After a short drive, we arrived at Empress Market, which dates back to the 1800s and named after Queen Victoria, who was the Empress of India at the time.
From grocery items, fresh fruit and vegetables, utensils and even an entire wing dedicated to exotic animals, you can literally find everything.
The market is also known to sell rare species of animals illegally without an approved license, including rare species of birds.
I wish we had more time to explore, but there were more grounds to cover on the remaining part of our tour.
I would definitely be going back soon and also recommend coming here on a Sunday morning as it was very peaceful.
For those of you who are photography lovers, have no fear – you can freely take pictures here and even go alone as it is very safe.
I think this had to be one of my most favorite places on the tour!
Dating back to the 1930s, TDF Ghar was Hajiani Hanifa Bai’s restored home by the Dawood Foundation in the heart of the Jamshed Quarters.
The home features a living room space with antique furniture, a library which is a perfect space for studying or even leisurely reading, and halls where events are held.
Walking through this space had me imagining people from all walks of life sitting here as I heard Coke Studio’s song “Aaqa” playing while climbing the stairs.
There was seating on the roof as well, which would be a perfect spot to sit and relax on weekends.
The sunset certainly would be beautiful here and I have decided that my next visit will be at that time to enjoy the golden hour.
St. Patrick’s Cathedral
As the oldest church in Sindh, St. Patrick’s Cathedral was built in 1845, which makes it around 125 years old.
Women of the community were assembling packages of water that is meant to have healing properties in it.
They told us that many Muslims also came to their Sunday Mass to take this water from them as it was a very good cure for many ailments.
The Christ the King monument was made from marble imported from Italy and funded by the Christian community. It serves as a monument of their Saint in Goa for the community who can’t go to India due to tight visa policies.
This historical site wasn’t new to me, especially since it is located in such a central place in Clifton.
I was coming back to this palace-turned-museum after many years.
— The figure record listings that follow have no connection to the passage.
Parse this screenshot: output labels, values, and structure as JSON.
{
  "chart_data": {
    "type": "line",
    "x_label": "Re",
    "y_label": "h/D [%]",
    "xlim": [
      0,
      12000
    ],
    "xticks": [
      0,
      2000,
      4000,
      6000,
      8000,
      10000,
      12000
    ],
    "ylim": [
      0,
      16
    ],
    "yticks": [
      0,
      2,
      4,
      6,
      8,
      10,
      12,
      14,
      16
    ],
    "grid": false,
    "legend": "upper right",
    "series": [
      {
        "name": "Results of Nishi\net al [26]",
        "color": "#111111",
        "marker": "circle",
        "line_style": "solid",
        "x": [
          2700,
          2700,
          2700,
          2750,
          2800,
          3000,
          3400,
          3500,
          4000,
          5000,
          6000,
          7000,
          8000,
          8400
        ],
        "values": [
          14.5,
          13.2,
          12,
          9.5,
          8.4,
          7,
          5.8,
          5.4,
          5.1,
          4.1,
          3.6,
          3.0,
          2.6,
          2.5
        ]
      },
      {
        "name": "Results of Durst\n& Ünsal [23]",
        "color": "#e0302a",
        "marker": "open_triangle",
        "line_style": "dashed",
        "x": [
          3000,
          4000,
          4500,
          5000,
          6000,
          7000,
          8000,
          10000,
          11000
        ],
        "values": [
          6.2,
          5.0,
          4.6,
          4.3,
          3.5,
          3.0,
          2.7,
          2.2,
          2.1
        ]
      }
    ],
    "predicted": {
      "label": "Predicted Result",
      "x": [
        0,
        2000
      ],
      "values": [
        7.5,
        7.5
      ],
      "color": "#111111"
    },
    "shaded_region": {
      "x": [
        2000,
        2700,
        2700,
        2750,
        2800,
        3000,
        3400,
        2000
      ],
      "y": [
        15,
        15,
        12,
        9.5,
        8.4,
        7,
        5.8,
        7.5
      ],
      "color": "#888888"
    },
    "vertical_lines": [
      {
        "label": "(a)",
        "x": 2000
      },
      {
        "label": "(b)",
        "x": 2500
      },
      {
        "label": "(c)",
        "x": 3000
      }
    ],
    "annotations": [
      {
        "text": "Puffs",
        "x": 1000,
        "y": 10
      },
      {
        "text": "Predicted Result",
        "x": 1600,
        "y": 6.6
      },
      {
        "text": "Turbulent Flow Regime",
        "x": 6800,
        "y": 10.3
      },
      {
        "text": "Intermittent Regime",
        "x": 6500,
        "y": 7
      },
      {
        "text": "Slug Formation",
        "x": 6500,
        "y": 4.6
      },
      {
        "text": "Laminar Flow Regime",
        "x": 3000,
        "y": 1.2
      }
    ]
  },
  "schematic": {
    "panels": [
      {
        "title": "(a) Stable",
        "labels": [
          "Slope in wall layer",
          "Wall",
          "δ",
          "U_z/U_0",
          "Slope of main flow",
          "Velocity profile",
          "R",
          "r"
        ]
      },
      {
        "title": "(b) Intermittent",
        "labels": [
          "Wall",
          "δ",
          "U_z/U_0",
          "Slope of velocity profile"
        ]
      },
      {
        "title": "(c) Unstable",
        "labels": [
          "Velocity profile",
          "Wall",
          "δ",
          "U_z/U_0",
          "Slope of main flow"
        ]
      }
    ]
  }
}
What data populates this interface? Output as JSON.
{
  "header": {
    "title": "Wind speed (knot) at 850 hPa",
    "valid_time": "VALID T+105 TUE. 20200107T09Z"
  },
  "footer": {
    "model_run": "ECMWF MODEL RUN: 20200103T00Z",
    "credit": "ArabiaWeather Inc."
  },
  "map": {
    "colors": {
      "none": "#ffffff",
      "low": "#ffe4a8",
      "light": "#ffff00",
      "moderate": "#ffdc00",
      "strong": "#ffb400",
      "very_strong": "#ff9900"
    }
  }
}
But what I didn’t know was the rich history behind it!
The palace is renowned due to its exquisitely detailed architecture and its murals and paintings of Sadequain in the indoor art gallery.
Originally built for Hindu businessman Shivratan Mohatta, it was given to the Ministry of Foreign Affairs after Partition and then to Fatima Jinnah.
An interesting fact I never knew is that Mohatta Palace once had a secret tunnel that linked to a Hindu temple, which is near Icon Tower in present day.
I would HIGHLY recommend the Super Savari Express tour (FYI – this is not a paid review) for those who are visiting Karachi or are even living here and don’t know much about the history of this beautifully chaotic city.
It is a really good starting point for those who want to learn about the city, especially for a newbie like me who has recently moved here. I know I will definitely be going back to these sites to explore them further!
Karachi is truly the city that never sleeps and every corner you turn, there is so much more to it than what meets the eye – if only we took out the time to dig a little deeper.
It’s never too late to start exploring, you should start by taking this tour!
Great article. We have lived in Karachi for so many years but failed to explore it like Ayesha did.